LONDON — Compagnie Financière Richemont has lifted the veil on the numbers at Net-a-Porter, which will be merged with Yoox Group later this year to form a fashion and luxury e-commerce giant.

According to Richemont’s consolidated income statement, for the year ended March 31 Net booked a loss of 2 million euros, or $2.5 million, in the 2014-’15 fiscal year, compared with a loss of 12 million euros, or $16.1 million, in the previous 12-month period.

All figures have been converted at average exchange rates for the periods to which they refer.

Richemont, which released its year-end financial results on Friday, said Net’s sales were up 30 percent at historic rates, and 22 percent at constant rates in the past year, while EBIT, or earnings before interest and taxes, was 1 million euros, or $1.27 million. The company’s cash flow was 16 million euros, or $20.3 million euros.

The merger, which is set to be finalized in September, will give Net’s parent Richemont a 50 percent stake in Yoox Net-A-Porter Group, and 25 percent of the company’s voting rights. The new Yoox Net-a-Porter Group will be quoted on the Milan bourse.
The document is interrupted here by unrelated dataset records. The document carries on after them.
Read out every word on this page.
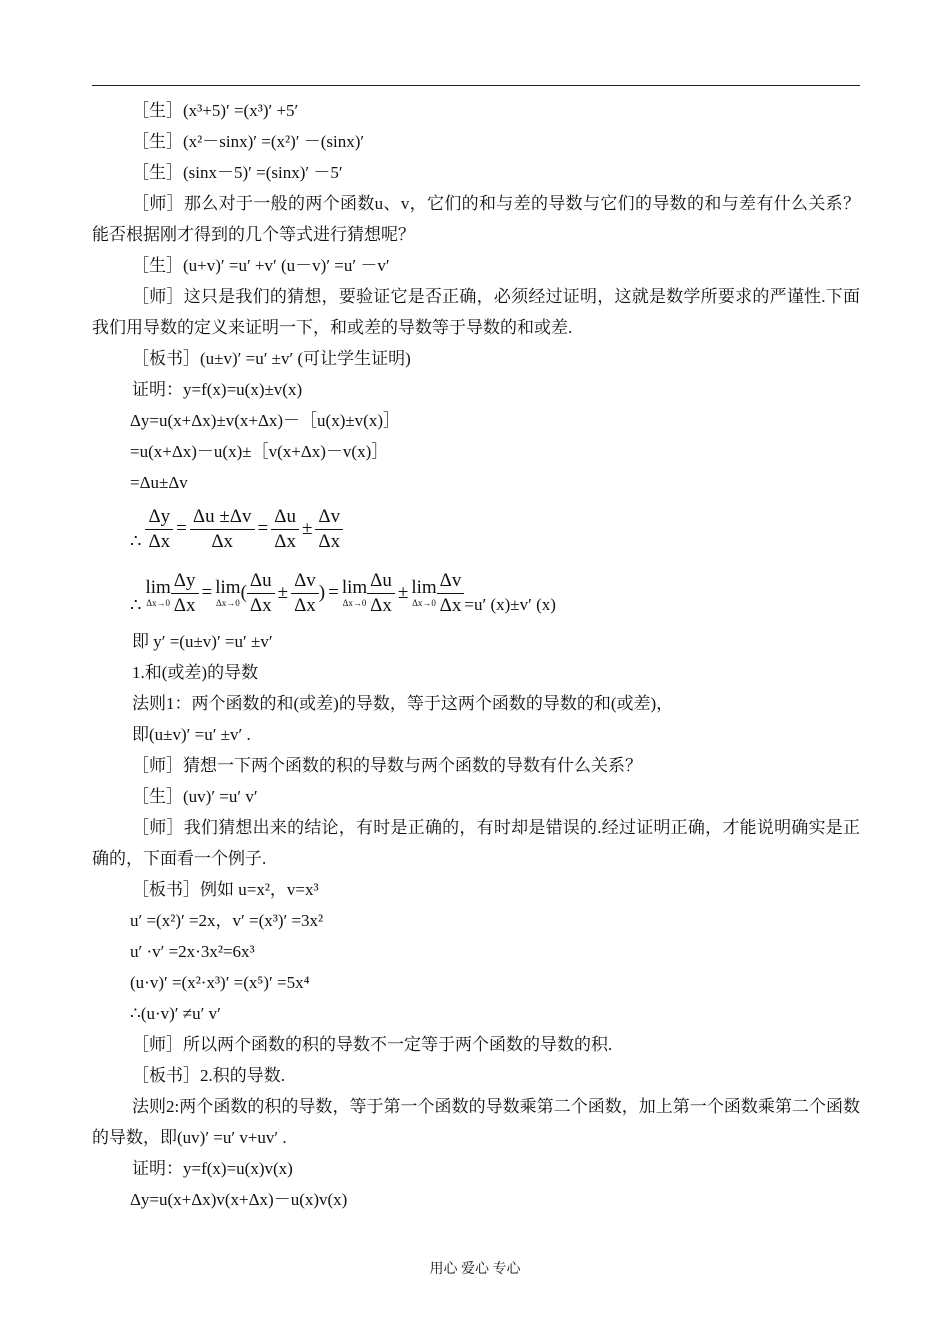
［生］(x³+5)′ =(x³)′ +5′
［生］(x²－sinx)′ =(x²)′ －(sinx)′
［生］(sinx－5)′ =(sinx)′ －5′
［师］那么对于一般的两个函数u、v，它们的和与差的导数与它们的导数的和与差有什么关系？能否根据刚才得到的几个等式进行猜想呢？
［生］(u+v)′ =u′ +v′ (u－v)′ =u′ －v′
［师］这只是我们的猜想，要验证它是否正确，必须经过证明，这就是数学所要求的严谨性.下面我们用导数的定义来证明一下，和或差的导数等于导数的和或差.
［板书］(u±v)′ =u′ ±v′ (可让学生证明)
证明：y=f(x)=u(x)±v(x)
Δy=u(x+Δx)±v(x+Δx)－［u(x)±v(x)］
=u(x+Δx)－u(x)±［v(x+Δx)－v(x)］
=Δu±Δv
∴ $\frac{\Delta y}{\Delta x} = \frac{\Delta u \pm\Delta v}{\Delta x} = \frac{\Delta u}{\Delta x} \pm \frac{\Delta v}{\Delta x}$
∴
lim
$\Delta x\to 0 \frac{\Delta y}{\Delta x} = \lim$
Δx→0 ( $\frac{\Delta u}{\Delta x} \pm \frac{\Delta v}{\Delta x}$ ) = lim
$\Delta x\to 0 \frac{\Delta u}{\Delta x} \pm \lim$
$\Delta x\to 0 \frac{\Delta v}{\Delta x} =u'$ (x)±v′ (x)
即 y′ =(u±v)′ =u′ ±v′
1.和(或差)的导数
法则1：两个函数的和(或差)的导数，等于这两个函数的导数的和(或差)，
即(u±v)′ =u′ ±v′ .
［师］猜想一下两个函数的积的导数与两个函数的导数有什么关系？
［生］(uv)′ =u′ v′
［师］我们猜想出来的结论，有时是正确的，有时却是错误的.经过证明正确，才能说明确实是正确的，下面看一个例子.
［板书］例如 u=x²，v=x³
u′ =(x²)′ =2x，v′ =(x³)′ =3x²
u′ ·v′ =2x·3x²=6x³
(u·v)′ =(x²·x³)′ =(x⁵)′ =5x⁴
∴(u·v)′ ≠u′ v′
［师］所以两个函数的积的导数不一定等于两个函数的导数的积.
［板书］2.积的导数.
法则2:两个函数的积的导数，等于第一个函数的导数乘第二个函数，加上第一个函数乘第二个函数的导数，即(uv)′ =u′ v+uv′ .
证明：y=f(x)=u(x)v(x)
Δy=u(x+Δx)v(x+Δx)－u(x)v(x)
用心 爱心 专心
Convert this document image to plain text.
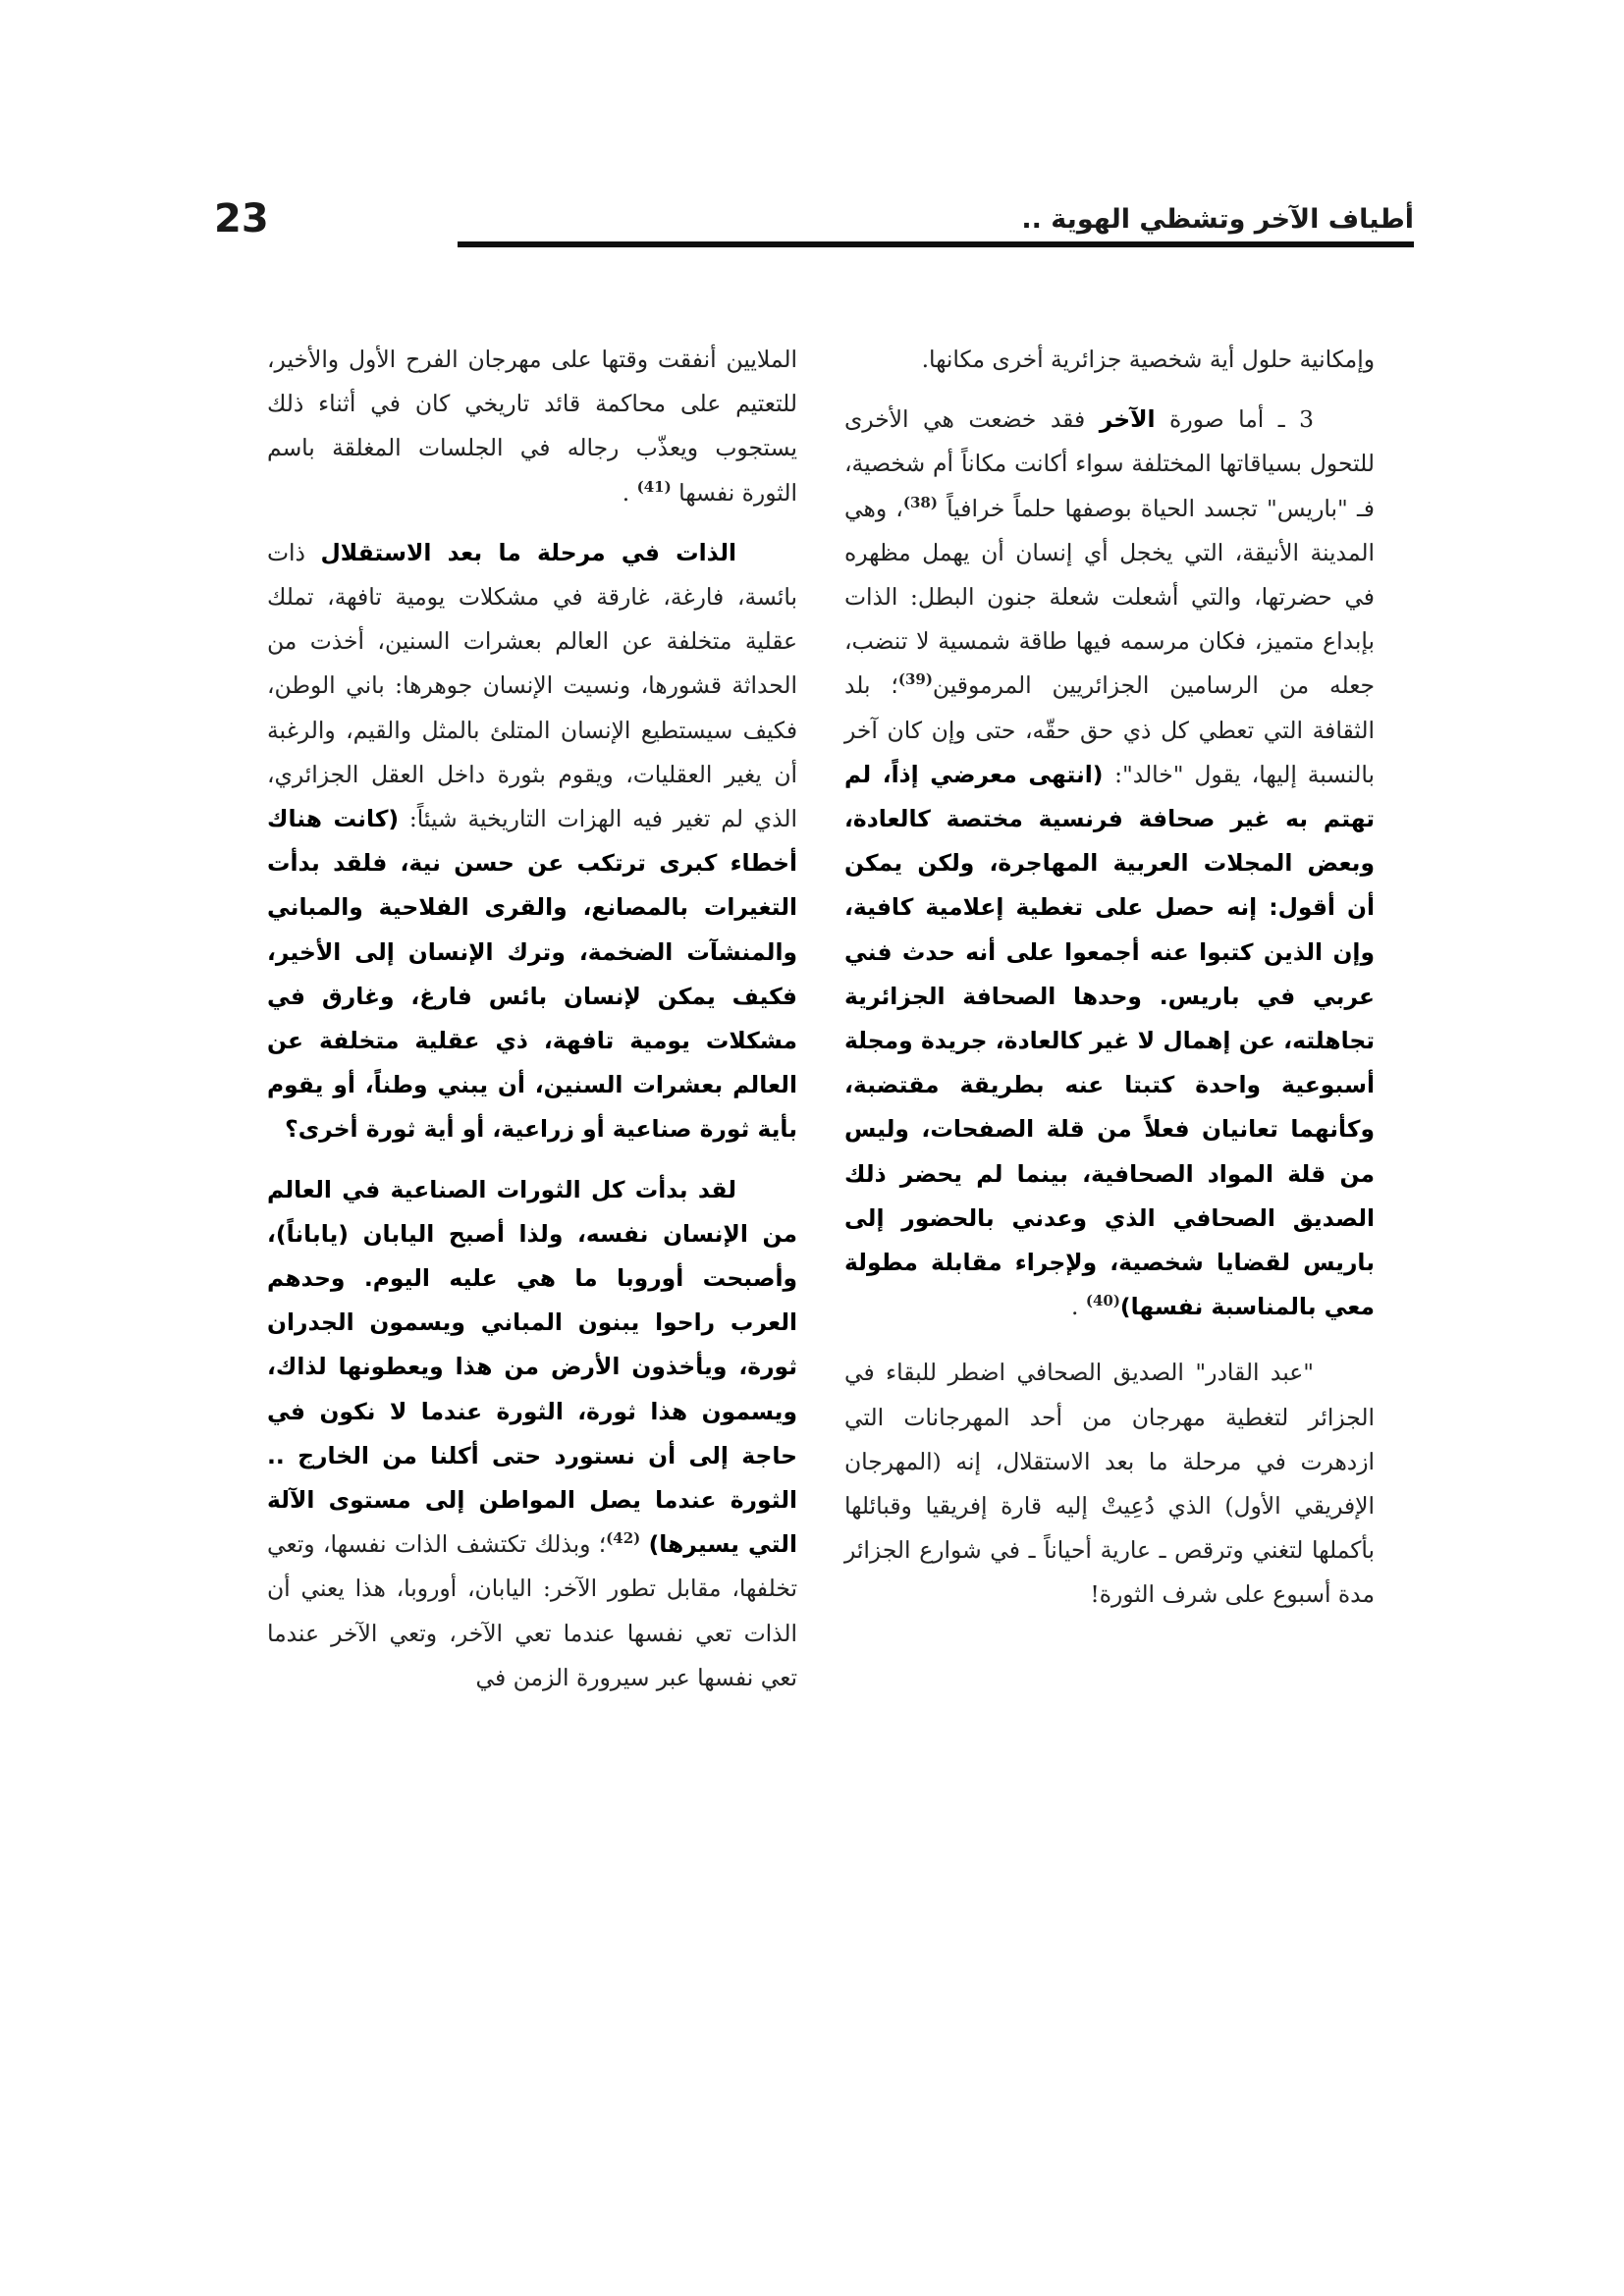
23	أطياف الآخر وتشظي الهوية ..

وإمكانية حلول أية شخصية جزائرية أخرى مكانها.

3 ـ أما صورة الآخر فقد خضعت هي الأخرى للتحول بسياقاتها المختلفة سواء أكانت مكاناً أم شخصية، فـ "باريس" تجسد الحياة بوصفها حلماً خرافياً $^{(38)}$، وهي المدينة الأنيقة، التي يخجل أي إنسان أن يهمل مظهره في حضرتها، والتي أشعلت شعلة جنون البطل: الذات بإبداع متميز، فكان مرسمه فيها طاقة شمسية لا تنضب، جعله من الرسامين الجزائريين المرموقين$^{(39)}$؛ بلد الثقافة التي تعطي كل ذي حق حقّه، حتى وإن كان آخر بالنسبة إليها، يقول "خالد": (انتهى معرضي إذاً، لم تهتم به غير صحافة فرنسية مختصة كالعادة، وبعض المجلات العربية المهاجرة، ولكن يمكن أن أقول: إنه حصل على تغطية إعلامية كافية، وإن الذين كتبوا عنه أجمعوا على أنه حدث فني عربي في باريس. وحدها الصحافة الجزائرية تجاهلته، عن إهمال لا غير كالعادة، جريدة ومجلة أسبوعية واحدة كتبتا عنه بطريقة مقتضبة، وكأنهما تعانيان فعلاً من قلة الصفحات، وليس من قلة المواد الصحافية، بينما لم يحضر ذلك الصديق الصحافي الذي وعدني بالحضور إلى باريس لقضايا شخصية، ولإجراء مقابلة مطولة معي بالمناسبة نفسها)$^{(40)}$ .

"عبد القادر" الصديق الصحافي اضطر للبقاء في الجزائر لتغطية مهرجان من أحد المهرجانات التي ازدهرت في مرحلة ما بعد الاستقلال، إنه (المهرجان الإفريقي الأول) الذي دُعِيتْ إليه قارة إفريقيا وقبائلها بأكملها لتغني وترقص ـ عارية أحياناً ـ في شوارع الجزائر مدة أسبوع على شرف الثورة!

الملايين أنفقت وقتها على مهرجان الفرح الأول والأخير، للتعتيم على محاكمة قائد تاريخي كان في أثناء ذلك يستجوب ويعذّب رجاله في الجلسات المغلقة باسم الثورة نفسها $^{(41)}$ .

الذات في مرحلة ما بعد الاستقلال ذات بائسة، فارغة، غارقة في مشكلات يومية تافهة، تملك عقلية متخلفة عن العالم بعشرات السنين، أخذت من الحداثة قشورها، ونسيت الإنسان جوهرها: باني الوطن، فكيف سيستطيع الإنسان المتلئ بالمثل والقيم، والرغبة أن يغير العقليات، ويقوم بثورة داخل العقل الجزائري، الذي لم تغير فيه الهزات التاريخية شيئاً: (كانت هناك أخطاء كبرى ترتكب عن حسن نية، فلقد بدأت التغيرات بالمصانع، والقرى الفلاحية والمباني والمنشآت الضخمة، وترك الإنسان إلى الأخير، فكيف يمكن لإنسان بائس فارغ، وغارق في مشكلات يومية تافهة، ذي عقلية متخلفة عن العالم بعشرات السنين، أن يبني وطناً، أو يقوم بأية ثورة صناعية أو زراعية، أو أية ثورة أخرى؟

لقد بدأت كل الثورات الصناعية في العالم من الإنسان نفسه، ولذا أصبح اليابان (ياباناً)، وأصبحت أوروبا ما هي عليه اليوم. وحدهم العرب راحوا يبنون المباني ويسمون الجدران ثورة، ويأخذون الأرض من هذا ويعطونها لذاك، ويسمون هذا ثورة، الثورة عندما لا نكون في حاجة إلى أن نستورد حتى أكلنا من الخارج .. الثورة عندما يصل المواطن إلى مستوى الآلة التي يسيرها) $^{(42)}$؛ وبذلك تكتشف الذات نفسها، وتعي تخلفها، مقابل تطور الآخر: اليابان، أوروبا، هذا يعني أن الذات تعي نفسها عندما تعي الآخر، وتعي الآخر عندما تعي نفسها عبر سيرورة الزمن في
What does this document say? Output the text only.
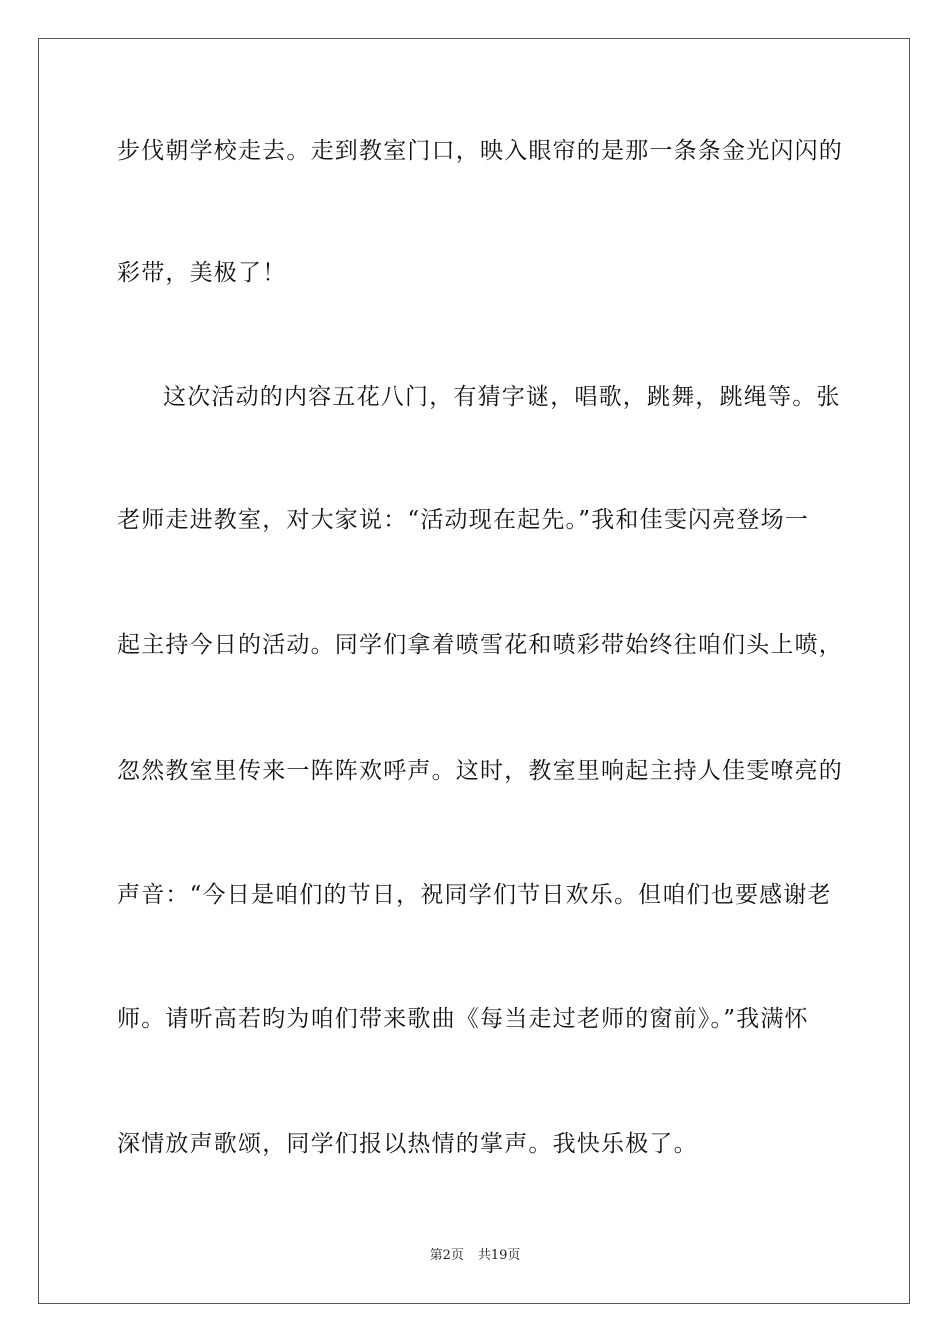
步伐朝学校走去。走到教室门口，映入眼帘的是那一条条金光闪闪的
彩带，美极了！
这次活动的内容五花八门，有猜字谜，唱歌，跳舞，跳绳等。张
老师走进教室，对大家说：“活动现在起先。”我和佳雯闪亮登场一
起主持今日的活动。同学们拿着喷雪花和喷彩带始终往咱们头上喷，
忽然教室里传来一阵阵欢呼声。这时，教室里响起主持人佳雯嘹亮的
声音：“今日是咱们的节日，祝同学们节日欢乐。但咱们也要感谢老
师。请听高若昀为咱们带来歌曲《每当走过老师的窗前》。”我满怀
深情放声歌颂，同学们报以热情的掌声。我快乐极了。
第2页 共19页
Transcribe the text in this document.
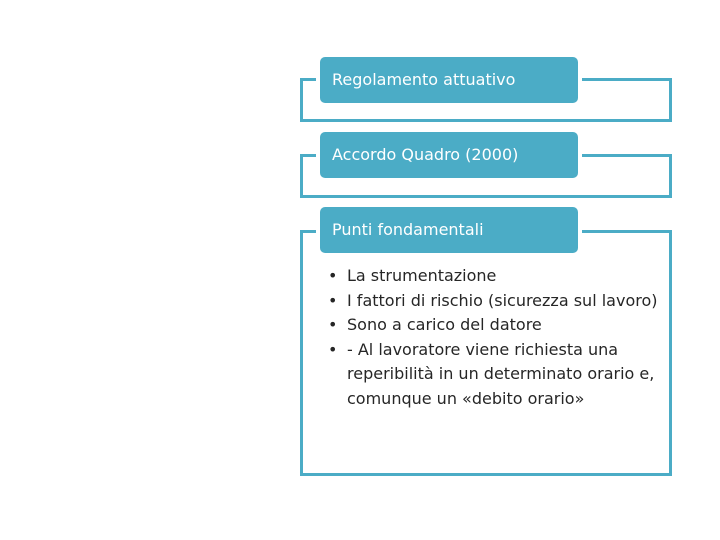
Regolamento attuativo
Accordo Quadro (2000)
Punti fondamentali
• La strumentazione
• I fattori di rischio (sicurezza sul lavoro)
• Sono a carico del datore
• - Al lavoratore viene richiesta una reperibilità in un determinato orario e, comunque un «debito orario»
Net’s founder Natalie Massenet will be executive chairman of the combined group with defined responsibilities, while Yoox founder officer Federico Marchetti will be chief executive officer.

Richard Lepeu and Gary Saage, co-chief executive officer and chief financial officer of Richemont, respectively, have been named to the board of directors.

Richemont and Yoox Group announced the merger on March 31 and said the new retail brand, Yoox Net-a-Porter, would have combined net revenues of 1.3 billion euros, or $1.45 billion at current exchange.

The new group will be built on three pillars: in-season and off-season fashion, and the management of online, monobrand fashion stores.